If I orient two polarizers perpendicular to one another, no beam will be able to pass through. Here's what that looks like:

[beam]
polarization = "linear"
angle = 45
angle_units = "degrees"

[[elements]]
element_type = "polarizer"
angle = 0
angle_units = "degrees"

[[elements]]
element_type = "polarizer"
angle = 90
angle_units = "degrees"

The orientation of the beam is completely arbitrary in this situation, so I just chose 45 degrees. Here's what the output looks like:

$ polsim crossed_polarizers.toml
intensity: 1.87470e-33
x_mag: 2.65123e-33
x_phase: 0.00000e0
y_mag: 4.32978e-17
y_phase: 0.00000e0

Since computers can't represent numbers with infinite precision, you're likely to see something weird like this if your numbers are close to zero. We're all physicists here, so we know that anything as small as 1e-17 or 1e-33 is basically zero anyway when compared to 1 (the intensity of the original beam).

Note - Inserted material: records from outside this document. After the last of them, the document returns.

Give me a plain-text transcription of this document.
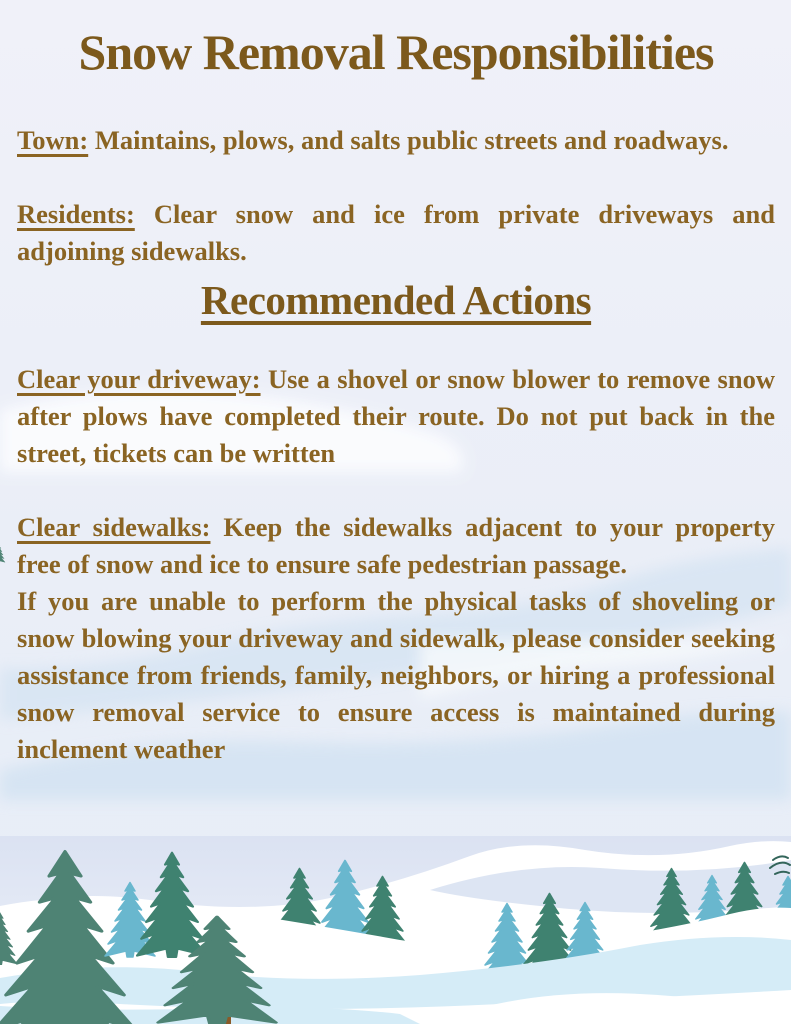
Snow Removal Responsibilities

Town: Maintains, plows, and salts public streets and roadways.

Residents: Clear snow and ice from private driveways and adjoining sidewalks.

Recommended Actions

Clear your driveway: Use a shovel or snow blower to remove snow after plows have completed their route. Do not put back in the street, tickets can be written

Clear sidewalks: Keep the sidewalks adjacent to your property free of snow and ice to ensure safe pedestrian passage.

If you are unable to perform the physical tasks of shoveling or snow blowing your driveway and sidewalk, please consider seeking assistance from friends, family, neighbors, or hiring a professional snow removal service to ensure access is maintained during inclement weather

We can use Malus's Law again (see the previous example) to verify that this is correct. The beam will have polarization at 0 degrees after it passes through the first polarizer. The second polarizer is at 90 degrees, meaning that the angle between the beam and the second polarizer is also 90 degrees. The cosine of 90 degrees is zero, so no light (ideally) passes through the second polarizer.